# Thread: trig sub [trig question]

1. ## trig sub [trig question]

I solved an integral using trig sub

the answer I got was $\sqrt{x^2-9} - 3 sec^{-1} \frac{x}{3} + C$

I checked my answer on wolfram it gave $\sqrt{x^2-9} + 3tan^{-1} \frac{3}{\sqrt{x^2-9} }$

I understand the 3 and sqrt{x^2-9}. My problems is, shouldn't it be $-3tan^{-1} \frac{\sqrt{x^2-9}}{3}$?

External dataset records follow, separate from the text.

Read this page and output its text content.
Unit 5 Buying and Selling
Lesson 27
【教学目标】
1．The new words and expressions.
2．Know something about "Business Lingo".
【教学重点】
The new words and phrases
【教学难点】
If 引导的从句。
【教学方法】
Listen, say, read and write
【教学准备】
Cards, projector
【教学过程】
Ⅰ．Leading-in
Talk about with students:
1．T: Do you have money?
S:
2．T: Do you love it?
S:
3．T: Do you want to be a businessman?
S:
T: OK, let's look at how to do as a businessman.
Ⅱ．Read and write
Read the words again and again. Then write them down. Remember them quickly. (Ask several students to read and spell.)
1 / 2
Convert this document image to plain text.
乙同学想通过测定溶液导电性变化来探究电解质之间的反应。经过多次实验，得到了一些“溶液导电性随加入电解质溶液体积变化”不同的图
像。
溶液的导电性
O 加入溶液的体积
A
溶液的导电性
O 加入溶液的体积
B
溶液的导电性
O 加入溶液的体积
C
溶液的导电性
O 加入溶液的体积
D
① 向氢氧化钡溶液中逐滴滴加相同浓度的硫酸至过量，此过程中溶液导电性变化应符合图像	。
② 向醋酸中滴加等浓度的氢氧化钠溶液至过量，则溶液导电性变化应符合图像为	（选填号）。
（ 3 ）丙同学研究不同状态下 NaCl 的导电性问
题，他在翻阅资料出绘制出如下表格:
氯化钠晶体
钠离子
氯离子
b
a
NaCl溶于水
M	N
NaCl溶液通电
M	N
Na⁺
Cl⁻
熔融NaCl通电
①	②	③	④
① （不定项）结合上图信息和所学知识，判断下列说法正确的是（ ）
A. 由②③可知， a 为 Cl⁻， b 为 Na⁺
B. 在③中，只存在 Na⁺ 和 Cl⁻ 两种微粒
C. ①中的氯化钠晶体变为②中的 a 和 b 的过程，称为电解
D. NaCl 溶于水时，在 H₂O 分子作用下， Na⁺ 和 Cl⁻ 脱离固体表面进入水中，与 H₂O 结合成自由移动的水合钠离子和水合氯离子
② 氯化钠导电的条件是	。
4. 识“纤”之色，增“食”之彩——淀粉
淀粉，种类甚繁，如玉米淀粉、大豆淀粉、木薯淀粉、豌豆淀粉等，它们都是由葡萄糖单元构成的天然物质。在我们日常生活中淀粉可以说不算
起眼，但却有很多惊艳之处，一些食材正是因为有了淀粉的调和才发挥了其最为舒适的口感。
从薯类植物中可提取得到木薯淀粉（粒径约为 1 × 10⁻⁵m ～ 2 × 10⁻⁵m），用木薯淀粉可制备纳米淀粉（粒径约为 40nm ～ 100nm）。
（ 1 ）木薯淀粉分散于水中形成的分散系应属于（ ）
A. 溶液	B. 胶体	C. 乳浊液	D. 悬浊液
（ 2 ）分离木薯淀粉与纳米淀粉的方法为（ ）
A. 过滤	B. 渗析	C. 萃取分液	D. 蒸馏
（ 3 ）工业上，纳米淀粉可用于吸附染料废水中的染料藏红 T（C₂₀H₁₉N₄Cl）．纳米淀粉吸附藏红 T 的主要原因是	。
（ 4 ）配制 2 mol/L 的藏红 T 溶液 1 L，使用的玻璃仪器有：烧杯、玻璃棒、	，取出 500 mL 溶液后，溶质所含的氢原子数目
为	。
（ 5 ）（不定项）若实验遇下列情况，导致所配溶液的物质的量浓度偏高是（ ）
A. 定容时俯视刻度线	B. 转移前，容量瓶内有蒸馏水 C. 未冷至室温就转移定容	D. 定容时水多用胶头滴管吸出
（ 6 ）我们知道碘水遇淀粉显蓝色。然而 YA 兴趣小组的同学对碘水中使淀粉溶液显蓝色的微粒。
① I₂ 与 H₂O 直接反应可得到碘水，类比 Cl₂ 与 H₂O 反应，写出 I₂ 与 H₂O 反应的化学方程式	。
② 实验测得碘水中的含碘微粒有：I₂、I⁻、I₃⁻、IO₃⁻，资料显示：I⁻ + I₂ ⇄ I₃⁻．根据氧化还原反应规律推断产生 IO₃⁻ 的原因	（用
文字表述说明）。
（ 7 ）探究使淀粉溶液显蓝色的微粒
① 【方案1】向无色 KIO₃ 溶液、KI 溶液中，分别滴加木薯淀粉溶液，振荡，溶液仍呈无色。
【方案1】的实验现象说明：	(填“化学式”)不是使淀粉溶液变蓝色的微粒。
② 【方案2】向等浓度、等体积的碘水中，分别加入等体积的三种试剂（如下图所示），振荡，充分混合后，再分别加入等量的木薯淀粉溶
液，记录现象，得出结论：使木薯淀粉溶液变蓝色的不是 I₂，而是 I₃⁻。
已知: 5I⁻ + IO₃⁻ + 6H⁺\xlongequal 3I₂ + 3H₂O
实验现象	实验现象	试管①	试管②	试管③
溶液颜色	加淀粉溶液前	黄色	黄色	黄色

2. ## Re: trig sub [trig question]

Originally Posted by Jonroberts74
I solved an integral using trig sub

the answer I got was $\sqrt{x^2-9} - 3 sec^{-1} \frac{x}{3} + C$

I checked my answer on wolfram it gave $\sqrt{x^2-9} + 3tan^{-1} \frac{3}{\sqrt{x^2-9} }$

I understand the 3 and sqrt{x^2-9}. My problems is, shouldn't it be $-3tan^{-1} \frac{\sqrt{x^2-9}}{3}$?
please post the original integral

3. ## Re: trig sub [trig question]

$\int \frac{\sqrt{x^2-9}}{x}dx$

I know my answer is correct, I just want to know how wolfram got $\sqrt{x^2-9}+ 3 arctan 3/\sqrt{x^2-9}$ instead of $\sqrt{x^2-9}-3 arctan\sqrt{x^2-9}/3$

4. ## Re: trig sub [trig question]

Wow, I'm having the exact same problem. I posted this last night:

Simple Trig substitution; find my error

I'll follow your post and you can follow mine. Maybe we'll double our chances of getting the correction.